The comments come as the UK tax authority this week told MPs that blowback from the industry prompted its recent decision to scrap controversial plans to slash its telephone helpline service.

Last month, HMRC announced that from April phone services to assist with self-assessment returns, VAT and pay-as-you-earn issues would close for six months and taxpayers would instead be steered towards its online services.

The move that led to an outcry among business groups. HMRC reversed its decision a day later. 

The tax authority was admonished in February for what MPs on the Commons public accounts committee called “unacceptable” customer service. The committee called on the government to increase the department’s resources.

HMRC had previously told ministers it needed to reduce drastically the volume of its interactions with the public via phone and post if it was to deliver its services with existing resources.

Ellen Milner, director of public policy at the Chartered Institute of Taxation, which has 19,000 members, said HMRC’s digital services “aren’t yet good enough” and need to be improved to enable the tax office to “scale down their phone lines without risking harming compliance”.

On Wednesday, Jim Harra, HMRC’s chief executive, told the Treasury select committee that discussions about additional funding for the department had been positive and constructive but he is yet to receive a decision from ministers.

More frontline resources are essential to bring down long wait times, according to Frank Haskew, head of taxation strategy at the Institute of Chartered Accountants in England and Wales, a professional body with more than 208,000 members. “However, the situation is unlikely to improve in the short term as it will take time for HMRC to train up staff,” he said.
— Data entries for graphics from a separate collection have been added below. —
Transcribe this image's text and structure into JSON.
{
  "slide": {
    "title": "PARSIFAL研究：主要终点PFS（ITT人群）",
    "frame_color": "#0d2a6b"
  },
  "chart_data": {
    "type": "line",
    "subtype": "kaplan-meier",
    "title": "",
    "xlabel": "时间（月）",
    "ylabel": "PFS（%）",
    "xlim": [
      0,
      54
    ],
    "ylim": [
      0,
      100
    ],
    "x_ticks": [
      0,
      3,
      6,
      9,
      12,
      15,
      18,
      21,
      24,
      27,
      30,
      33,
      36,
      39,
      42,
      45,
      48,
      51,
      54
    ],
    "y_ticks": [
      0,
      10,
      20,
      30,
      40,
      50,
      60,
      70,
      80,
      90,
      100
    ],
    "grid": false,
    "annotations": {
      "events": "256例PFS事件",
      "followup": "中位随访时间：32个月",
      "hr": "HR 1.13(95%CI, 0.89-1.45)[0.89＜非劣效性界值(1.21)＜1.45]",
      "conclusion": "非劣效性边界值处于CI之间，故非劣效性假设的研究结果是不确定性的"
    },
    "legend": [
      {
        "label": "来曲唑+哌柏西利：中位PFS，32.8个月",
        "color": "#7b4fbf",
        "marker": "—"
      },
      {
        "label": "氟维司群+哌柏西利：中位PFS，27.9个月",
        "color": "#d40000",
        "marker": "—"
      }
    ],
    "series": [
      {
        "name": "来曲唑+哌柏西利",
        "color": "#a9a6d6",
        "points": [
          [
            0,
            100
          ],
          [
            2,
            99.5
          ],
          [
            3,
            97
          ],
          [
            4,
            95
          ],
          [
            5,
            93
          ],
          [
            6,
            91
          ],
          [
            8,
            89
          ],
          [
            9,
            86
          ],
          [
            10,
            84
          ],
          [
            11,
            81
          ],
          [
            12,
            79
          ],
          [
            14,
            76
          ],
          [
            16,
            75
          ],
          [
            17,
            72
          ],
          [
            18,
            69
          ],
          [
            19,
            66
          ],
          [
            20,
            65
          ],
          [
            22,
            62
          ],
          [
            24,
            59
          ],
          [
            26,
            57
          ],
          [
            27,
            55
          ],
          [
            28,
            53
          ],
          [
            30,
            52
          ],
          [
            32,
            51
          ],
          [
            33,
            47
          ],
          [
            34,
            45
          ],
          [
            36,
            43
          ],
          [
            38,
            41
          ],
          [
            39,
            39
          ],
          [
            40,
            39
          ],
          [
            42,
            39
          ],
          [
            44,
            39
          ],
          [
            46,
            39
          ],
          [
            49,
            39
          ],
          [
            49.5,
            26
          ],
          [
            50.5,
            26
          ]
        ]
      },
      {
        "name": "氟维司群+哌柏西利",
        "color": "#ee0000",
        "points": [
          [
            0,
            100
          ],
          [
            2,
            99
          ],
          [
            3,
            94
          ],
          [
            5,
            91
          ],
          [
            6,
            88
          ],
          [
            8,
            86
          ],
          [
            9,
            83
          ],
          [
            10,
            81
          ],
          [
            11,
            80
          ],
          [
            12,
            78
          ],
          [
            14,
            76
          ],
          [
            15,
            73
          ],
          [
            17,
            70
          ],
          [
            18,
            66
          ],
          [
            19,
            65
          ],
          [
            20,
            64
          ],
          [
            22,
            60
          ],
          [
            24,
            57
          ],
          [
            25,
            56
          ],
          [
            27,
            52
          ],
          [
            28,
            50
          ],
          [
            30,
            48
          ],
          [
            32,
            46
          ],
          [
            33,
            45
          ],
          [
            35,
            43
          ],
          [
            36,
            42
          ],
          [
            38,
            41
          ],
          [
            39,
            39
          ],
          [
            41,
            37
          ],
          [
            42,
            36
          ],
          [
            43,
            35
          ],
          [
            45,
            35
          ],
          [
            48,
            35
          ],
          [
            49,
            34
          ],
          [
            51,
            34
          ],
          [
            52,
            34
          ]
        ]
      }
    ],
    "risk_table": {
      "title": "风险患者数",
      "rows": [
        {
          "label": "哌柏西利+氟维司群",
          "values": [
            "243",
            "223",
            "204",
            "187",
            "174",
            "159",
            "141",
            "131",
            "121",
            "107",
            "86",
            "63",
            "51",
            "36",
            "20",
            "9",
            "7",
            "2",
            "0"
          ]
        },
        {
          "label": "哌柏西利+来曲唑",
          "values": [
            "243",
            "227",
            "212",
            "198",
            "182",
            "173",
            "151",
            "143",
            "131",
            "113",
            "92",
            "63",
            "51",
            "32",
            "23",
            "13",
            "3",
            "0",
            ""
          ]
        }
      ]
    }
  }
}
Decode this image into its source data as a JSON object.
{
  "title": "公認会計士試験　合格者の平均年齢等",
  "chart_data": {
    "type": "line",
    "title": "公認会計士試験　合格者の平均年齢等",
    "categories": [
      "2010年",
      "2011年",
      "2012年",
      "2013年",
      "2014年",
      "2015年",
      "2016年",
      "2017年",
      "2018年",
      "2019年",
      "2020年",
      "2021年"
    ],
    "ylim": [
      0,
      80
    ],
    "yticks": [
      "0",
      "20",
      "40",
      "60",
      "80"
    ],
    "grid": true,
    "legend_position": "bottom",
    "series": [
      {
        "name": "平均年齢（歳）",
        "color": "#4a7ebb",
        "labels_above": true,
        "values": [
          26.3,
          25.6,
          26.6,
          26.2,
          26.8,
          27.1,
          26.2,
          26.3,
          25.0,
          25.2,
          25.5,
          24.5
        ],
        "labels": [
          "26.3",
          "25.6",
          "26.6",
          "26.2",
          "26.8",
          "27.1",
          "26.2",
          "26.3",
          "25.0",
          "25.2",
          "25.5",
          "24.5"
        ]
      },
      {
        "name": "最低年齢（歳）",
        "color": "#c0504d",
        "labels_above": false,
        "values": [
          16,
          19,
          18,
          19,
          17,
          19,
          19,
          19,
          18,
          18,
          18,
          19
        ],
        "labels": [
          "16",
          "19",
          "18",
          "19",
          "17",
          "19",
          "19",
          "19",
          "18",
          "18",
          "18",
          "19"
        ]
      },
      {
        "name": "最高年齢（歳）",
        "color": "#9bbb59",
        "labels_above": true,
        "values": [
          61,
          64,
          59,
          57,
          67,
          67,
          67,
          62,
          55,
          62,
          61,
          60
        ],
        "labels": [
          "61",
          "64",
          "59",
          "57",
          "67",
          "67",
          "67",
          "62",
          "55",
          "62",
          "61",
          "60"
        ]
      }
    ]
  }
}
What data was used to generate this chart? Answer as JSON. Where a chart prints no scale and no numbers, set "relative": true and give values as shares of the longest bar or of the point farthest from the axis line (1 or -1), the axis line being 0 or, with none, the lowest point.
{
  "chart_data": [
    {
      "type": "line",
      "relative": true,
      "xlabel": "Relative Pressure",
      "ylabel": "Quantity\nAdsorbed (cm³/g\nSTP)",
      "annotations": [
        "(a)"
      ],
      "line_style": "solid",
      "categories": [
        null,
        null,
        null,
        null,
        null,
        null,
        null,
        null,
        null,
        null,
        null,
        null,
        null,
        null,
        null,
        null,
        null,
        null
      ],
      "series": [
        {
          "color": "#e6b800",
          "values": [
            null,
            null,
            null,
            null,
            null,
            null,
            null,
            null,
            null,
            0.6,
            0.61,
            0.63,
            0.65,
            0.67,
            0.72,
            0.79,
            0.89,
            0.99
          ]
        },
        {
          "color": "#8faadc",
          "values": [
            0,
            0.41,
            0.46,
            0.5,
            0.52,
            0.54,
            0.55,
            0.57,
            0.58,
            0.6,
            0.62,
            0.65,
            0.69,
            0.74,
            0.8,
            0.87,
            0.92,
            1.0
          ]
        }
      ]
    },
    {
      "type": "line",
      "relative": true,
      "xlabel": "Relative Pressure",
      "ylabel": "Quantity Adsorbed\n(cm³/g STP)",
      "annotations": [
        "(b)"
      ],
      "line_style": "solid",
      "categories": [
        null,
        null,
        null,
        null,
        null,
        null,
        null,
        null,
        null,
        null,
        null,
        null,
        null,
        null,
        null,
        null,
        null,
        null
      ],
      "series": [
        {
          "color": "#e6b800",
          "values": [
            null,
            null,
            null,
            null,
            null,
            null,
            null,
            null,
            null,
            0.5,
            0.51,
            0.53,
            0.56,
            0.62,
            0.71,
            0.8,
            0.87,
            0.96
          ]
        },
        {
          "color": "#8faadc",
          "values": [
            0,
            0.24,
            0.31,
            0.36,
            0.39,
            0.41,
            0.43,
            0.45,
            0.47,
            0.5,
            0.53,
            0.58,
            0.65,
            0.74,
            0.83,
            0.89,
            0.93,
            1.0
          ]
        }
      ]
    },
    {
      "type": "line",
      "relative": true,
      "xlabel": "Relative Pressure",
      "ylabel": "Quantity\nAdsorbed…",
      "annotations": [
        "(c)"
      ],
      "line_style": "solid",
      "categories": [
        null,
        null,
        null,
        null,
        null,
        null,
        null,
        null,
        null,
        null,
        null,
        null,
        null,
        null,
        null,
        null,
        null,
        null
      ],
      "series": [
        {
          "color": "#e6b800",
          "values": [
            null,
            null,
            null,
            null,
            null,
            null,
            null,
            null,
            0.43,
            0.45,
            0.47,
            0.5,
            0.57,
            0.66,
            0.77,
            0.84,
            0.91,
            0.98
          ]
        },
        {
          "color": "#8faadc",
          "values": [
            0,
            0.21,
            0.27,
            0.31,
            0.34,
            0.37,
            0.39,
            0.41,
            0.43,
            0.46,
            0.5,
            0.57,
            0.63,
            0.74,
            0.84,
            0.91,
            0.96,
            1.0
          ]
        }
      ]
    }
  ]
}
Small UK companies spend a collective £25bn on tax compliance each year, according to the Federation of Small Businesses, whose members are “highly concerned” about service levels at HMRC. 

“Extra funding for HMRC’s customer service channels is badly needed, along with an attitude shift,” said Tina McKenzie, policy chair at the FSB, “and if HMRC’s helplines are resourced to the level required, it will be an enormous help. But that is a big if. In the short to medium term, it’s fair to say that small businesses will continue to dread having to interact with HMRC.”